New dinosaur, Dreadnoughtus, found in Argentina

By SARAH SUKARDI | September 18, 2014

What’s the first image that comes to mind when someone says the word “dinosaur?” Maybe a menacing T. rex with huge, gnashing teeth and comically short arms, or a stegosaurus with its tail spikes and bony, distinctive plates or perhaps even a triceratops with its three large horns and frill of bone.

Now imagine another set of dinosaurs — those that weigh seven times that of our well-known T. rex, or those that eat thousands of calories by the hour or even stretch longer than a short course Olympic pool. Combine all these traits into one organism, and you have Dreadnoughtus: an enormous, herbivorous dinosaur with a skeleton so complete and a body mass index so high that scientists suspect that it may just be the largest dinosaur that has ever lived.

Dreadnoughtus, whose skeleton was recently uncovered and reported on in the journal Nature, was discovered in Patagonia, Argentina. It was excavated over a period of four years by a team led by Kenneth Lacovara, an assistant professor in Drexel University’s Department of Biodiversity, Earth and Environmental Science. The discovery of Dreadnoughtus was particularly significant because of how complete the skeleton was; 70 percent of the dinosaur’s skeleton beyond its head was found including the entire femur and humerus.

These two bones were especially important to Lacovara’s team because they are crucial to calculate the body mass index of a four-legged animal. Because both were present, his team was able to calculate the weight of Dreadnoughtus to 65 tons or 59,300 kilograms. Their value is the highest weight calculated in recent history, for a titanosaurus, the family to which Dreadnoughtus belongs.
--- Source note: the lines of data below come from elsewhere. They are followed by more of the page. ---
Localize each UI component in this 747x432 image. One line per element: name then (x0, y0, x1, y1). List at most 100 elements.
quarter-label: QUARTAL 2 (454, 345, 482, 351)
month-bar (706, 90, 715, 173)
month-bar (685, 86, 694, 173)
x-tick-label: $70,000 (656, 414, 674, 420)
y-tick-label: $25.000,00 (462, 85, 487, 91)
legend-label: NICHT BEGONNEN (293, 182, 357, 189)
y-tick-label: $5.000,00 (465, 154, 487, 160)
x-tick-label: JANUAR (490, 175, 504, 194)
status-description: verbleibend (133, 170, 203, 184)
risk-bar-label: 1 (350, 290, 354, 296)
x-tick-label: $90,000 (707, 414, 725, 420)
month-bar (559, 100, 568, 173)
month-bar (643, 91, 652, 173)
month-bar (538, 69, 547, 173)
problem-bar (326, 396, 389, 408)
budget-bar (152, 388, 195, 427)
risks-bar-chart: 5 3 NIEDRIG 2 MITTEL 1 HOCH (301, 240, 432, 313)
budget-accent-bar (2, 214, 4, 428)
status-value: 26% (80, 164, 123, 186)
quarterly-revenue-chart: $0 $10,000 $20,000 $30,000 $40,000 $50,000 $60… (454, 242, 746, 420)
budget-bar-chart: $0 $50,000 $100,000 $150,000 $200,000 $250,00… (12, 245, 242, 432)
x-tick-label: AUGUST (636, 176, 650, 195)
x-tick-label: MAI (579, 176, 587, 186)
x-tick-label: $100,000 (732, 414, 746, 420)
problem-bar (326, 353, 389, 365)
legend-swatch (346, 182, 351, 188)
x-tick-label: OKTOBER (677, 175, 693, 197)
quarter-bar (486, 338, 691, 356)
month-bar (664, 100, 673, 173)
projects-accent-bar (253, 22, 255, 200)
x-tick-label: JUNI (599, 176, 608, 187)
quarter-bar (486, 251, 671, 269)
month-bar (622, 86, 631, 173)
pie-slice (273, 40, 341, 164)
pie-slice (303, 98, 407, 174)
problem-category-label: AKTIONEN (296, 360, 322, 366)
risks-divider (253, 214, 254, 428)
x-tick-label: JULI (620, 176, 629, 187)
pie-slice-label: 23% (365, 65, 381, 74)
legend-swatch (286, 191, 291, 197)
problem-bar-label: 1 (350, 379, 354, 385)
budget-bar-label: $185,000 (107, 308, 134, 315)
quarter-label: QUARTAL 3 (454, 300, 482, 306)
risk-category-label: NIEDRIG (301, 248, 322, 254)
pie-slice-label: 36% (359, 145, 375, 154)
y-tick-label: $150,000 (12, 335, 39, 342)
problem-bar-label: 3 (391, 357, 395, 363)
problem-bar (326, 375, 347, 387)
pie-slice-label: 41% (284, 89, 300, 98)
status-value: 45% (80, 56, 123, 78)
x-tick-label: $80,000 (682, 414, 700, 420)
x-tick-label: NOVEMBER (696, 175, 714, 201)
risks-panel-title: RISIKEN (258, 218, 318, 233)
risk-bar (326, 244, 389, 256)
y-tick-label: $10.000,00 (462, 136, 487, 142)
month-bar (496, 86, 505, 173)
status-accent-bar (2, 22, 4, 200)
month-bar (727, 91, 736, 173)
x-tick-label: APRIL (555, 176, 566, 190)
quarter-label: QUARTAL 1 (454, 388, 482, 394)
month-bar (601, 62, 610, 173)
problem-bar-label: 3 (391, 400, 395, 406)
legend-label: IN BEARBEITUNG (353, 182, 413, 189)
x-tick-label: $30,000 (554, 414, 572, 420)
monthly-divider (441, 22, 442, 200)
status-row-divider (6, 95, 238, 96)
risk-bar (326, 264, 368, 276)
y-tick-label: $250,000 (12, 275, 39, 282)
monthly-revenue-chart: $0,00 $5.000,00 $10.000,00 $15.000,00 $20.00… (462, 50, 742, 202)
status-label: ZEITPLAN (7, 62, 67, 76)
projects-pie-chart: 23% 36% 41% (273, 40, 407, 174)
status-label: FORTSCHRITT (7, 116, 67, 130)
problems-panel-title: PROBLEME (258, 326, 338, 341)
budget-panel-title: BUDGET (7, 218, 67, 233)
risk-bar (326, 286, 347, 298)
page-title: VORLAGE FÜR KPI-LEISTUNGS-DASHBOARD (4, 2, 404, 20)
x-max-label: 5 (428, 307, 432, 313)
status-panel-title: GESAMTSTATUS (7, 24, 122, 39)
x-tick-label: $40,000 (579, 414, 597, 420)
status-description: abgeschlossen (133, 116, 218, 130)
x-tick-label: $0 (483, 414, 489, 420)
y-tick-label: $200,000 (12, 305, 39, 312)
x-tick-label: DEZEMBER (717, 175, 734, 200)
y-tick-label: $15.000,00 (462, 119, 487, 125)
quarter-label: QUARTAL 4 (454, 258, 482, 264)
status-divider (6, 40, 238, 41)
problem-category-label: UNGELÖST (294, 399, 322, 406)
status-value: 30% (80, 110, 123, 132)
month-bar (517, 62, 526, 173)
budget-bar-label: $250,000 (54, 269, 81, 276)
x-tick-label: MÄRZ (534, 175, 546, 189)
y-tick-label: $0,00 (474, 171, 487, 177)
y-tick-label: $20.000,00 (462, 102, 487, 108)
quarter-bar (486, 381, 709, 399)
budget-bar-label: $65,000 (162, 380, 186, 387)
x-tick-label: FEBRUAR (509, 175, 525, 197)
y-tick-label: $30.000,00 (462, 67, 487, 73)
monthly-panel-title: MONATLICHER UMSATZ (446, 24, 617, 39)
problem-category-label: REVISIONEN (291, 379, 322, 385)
The most astounding discovery concerning Dreadnoughtus’ size, however, was not just that it was large, but that it could have been larger. The paper cited the bones as osteologically immature at the time of Dreadnoughtus’ death, with certain bones still remaining unfused and vascularized and fibrolamellar bone tissue still present between the cortex and surface of the bone. The humerus bone also did not have lines of arrested growth, and the dorsal ribs of the dinosaur still contained primary fibrolamellar tissue near the surface.

Though Lacovara’s primary research is on animals long extinct, the techniques he employs for analyzing Dreadnoughtus are anything but ancient. In the process of characterizing the properties of the bones, Lacovara and his team scanned each bone digitally, compiling them into a digital reconstruction of Dreadnoughtus available in their Nature publication. These scans were then sent to laboratories in other parts of the world for their own research and analysis. Lacovara believes digital scanning to be the future of dinosaur excavation and analysis, especially in the case of Titanosaurs, whose bones literally weigh tons.

After digital scanning and examination of the bones discovered by Lacovara’s lab, it was fittingly named Dreadnoughtus, meaning “fearing nothing,” due to the enormous size of its body and its weaponized tail. The name was also a subtle tribute to Dreadnoughtus’ Argentinean roots: two 20th-century battleships, the Rivadavia and Moreno, were called “dreadnoughts,” due to their impenetrability and vital position in the Argentinean navy. The species name of the dinosaur, Schrani, was a more modern tribute to Adam Schran, an entrepreneur and funder of Lacovara’s research.

To fuel its enormous, unfearful body, Dreadnoughtus had to spend many hours of its days eating. Its movement, however, was hindered by its sheer size — Dreadnoughtus possessed a 37-foot-long neck and a 30-foot-long tail. Thus, Lacovara speculates that Dreadnoughtus did not move around very much and rather, spent its time clearing patches of trees and fern leaves, and it likely died doing such. Luckily for us, the unfortunate death of this young dinosaur has led to one of the most important paleontological discoveries of the 21st century.